Ces petites victoires, les deux activistes acceptent d’en payer le prix. « J’ai un fils et je m’inquiète pour lui, admet Anna. En septembre, il va retourner à l’école pour la première fois depuis la marche et je me demande comment ses amis vont réagir ». Vira, quant à elle, a conscience que ses parents risquent, un jour ou l’autre, de découvrir ses activités bénévoles et son orientation sexuelle. « Je fais en sorte de ne pas trop m’exposer mais s’ils me voient un jour brandir le drapeau gai, c’est comme ça. J’ai toujours été lesbienne, je n’ai pas peur de la pression exercée par la société », affirme-t-elle.

A l’issue de son séjour à Montréal, Anna s’interroge : « C’est extraordinaire de voir comme les gens ici sont chaleureux et ouverts. Je n’avais jamais eu la possibilité d’être ouvertement lesbienne, avec fierté et sans crainte. Cela donne envie d’atteindre la même chose en Ukraine. Mais je ne suis pas certaine de savoir comment mettre à profit cette expérience pour améliorer la situation chez moi, où les gens pensent encore que l’homosexualité ne doit pas s’exposer dans la rue ».
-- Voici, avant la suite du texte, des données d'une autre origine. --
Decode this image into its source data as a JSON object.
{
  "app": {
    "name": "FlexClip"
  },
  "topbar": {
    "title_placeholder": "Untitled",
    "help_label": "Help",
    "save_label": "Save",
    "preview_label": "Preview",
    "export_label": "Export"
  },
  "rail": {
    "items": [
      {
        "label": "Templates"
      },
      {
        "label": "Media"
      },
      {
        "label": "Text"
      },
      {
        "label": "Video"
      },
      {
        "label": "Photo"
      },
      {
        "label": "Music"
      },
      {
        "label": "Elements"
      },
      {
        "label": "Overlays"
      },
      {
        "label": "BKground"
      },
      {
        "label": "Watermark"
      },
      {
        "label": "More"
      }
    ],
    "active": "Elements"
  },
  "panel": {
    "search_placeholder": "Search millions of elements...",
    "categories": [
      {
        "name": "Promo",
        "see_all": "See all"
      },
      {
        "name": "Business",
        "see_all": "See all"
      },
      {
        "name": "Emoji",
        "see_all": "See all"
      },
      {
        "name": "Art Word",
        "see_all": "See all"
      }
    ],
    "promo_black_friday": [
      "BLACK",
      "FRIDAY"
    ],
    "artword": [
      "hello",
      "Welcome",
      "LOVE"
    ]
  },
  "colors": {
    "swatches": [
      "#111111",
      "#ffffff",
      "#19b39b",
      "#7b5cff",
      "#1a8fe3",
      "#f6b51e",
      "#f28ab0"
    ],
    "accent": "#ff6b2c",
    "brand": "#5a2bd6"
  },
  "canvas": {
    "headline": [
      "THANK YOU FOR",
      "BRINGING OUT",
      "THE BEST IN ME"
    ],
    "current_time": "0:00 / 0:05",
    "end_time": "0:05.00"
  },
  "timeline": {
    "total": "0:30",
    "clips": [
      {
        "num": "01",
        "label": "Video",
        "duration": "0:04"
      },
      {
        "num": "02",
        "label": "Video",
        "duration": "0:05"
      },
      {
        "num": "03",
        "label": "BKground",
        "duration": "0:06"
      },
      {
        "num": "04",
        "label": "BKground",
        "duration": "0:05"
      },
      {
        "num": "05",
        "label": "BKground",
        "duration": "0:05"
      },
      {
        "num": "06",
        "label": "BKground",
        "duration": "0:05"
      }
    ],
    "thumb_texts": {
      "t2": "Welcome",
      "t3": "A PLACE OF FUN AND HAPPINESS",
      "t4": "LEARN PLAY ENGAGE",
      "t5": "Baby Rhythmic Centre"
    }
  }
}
Chose certaine toutefois, soutenues par certains de leurs collègues et amis, encouragées par les changements qu’elles observent dans la société, Anna et Vira n’ont aucunement l’intention de renoncer. Et s’il était possible pour elles de partir vivre leur relation au grand jour à l’étranger? Elles sont unanimes encore : « Ce serait plus simple bien sûr. Mais il n’en est pas question. Je veux prendre part aux changements qui se déroulent dans mon pays »!